If all goes as planned, the abandoned Beneficial Savings Fund Bank at 12th and Chestnut will become 1200 Bank, an upscale billiards hall and bar, sometime mid-2012. The imposing Classical Revival bank was designed by Horace Trumbauer and constructed in 1915. Its voluminous interior spaces–with coffered ceiling and Corinthian pilasters–will serve as an elaborate backdrop for pleasure. Although neighbors’ concerns about noise from a proposed rooftop bar threatened to derail the project, legislationpassed by City Council in April created the zoning changes necessary for the development to move forward. Developer Paul Giegerich’s reuse concept demonstrates how Chestnut Street’s many outstanding but vacant buildings can be creatively reused. The landmark pool palace is an updated version of
the billiards renewal of the 1990s; it joins the Lucky Strike bowling alley, a block up the street, to form a new kind of entertainment space in Center City, expanding the nighttime nucleus beyond 13th and Sansom.
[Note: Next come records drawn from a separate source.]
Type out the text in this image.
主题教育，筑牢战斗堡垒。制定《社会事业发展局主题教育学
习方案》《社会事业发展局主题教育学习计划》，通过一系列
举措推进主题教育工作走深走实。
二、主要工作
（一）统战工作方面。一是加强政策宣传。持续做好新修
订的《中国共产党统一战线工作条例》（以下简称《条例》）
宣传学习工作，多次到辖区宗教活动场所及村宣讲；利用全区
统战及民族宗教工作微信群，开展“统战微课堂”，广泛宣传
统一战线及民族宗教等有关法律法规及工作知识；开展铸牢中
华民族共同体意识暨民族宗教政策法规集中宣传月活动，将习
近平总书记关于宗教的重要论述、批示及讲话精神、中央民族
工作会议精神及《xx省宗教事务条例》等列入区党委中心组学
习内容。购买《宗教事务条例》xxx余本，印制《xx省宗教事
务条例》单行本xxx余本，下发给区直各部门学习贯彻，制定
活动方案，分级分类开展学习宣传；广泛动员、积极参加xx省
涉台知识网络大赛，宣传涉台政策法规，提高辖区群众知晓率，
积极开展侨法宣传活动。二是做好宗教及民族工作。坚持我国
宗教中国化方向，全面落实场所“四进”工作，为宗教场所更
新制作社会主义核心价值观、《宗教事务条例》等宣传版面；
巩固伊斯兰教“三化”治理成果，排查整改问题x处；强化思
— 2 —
Just across the street, the finished conversion of the former Commonwealth Title & Trust Company at 1201 Chestnut Street to the Commonwealth Apartments adds several hundred new residents very center of what Goldman once called “the hole in the doughnut.” The adaptive reuse of the seductive 15-story building, constructed in 1902, will lead to new retail and service businesses like the just opened Milkboy Coffee, at 11th and Chestnut, in the former TS Health Mart. Milkboy, an expansion of the well-known Ardmore coffee shop, is the type of business that Chestnut Street hasn’t recently been able to support.
Goldman gets enormous credit for this transformation. Our sense is that the spillover to Chestnut Street is only now about to take off. More is coming–and we’ll be there to follow it.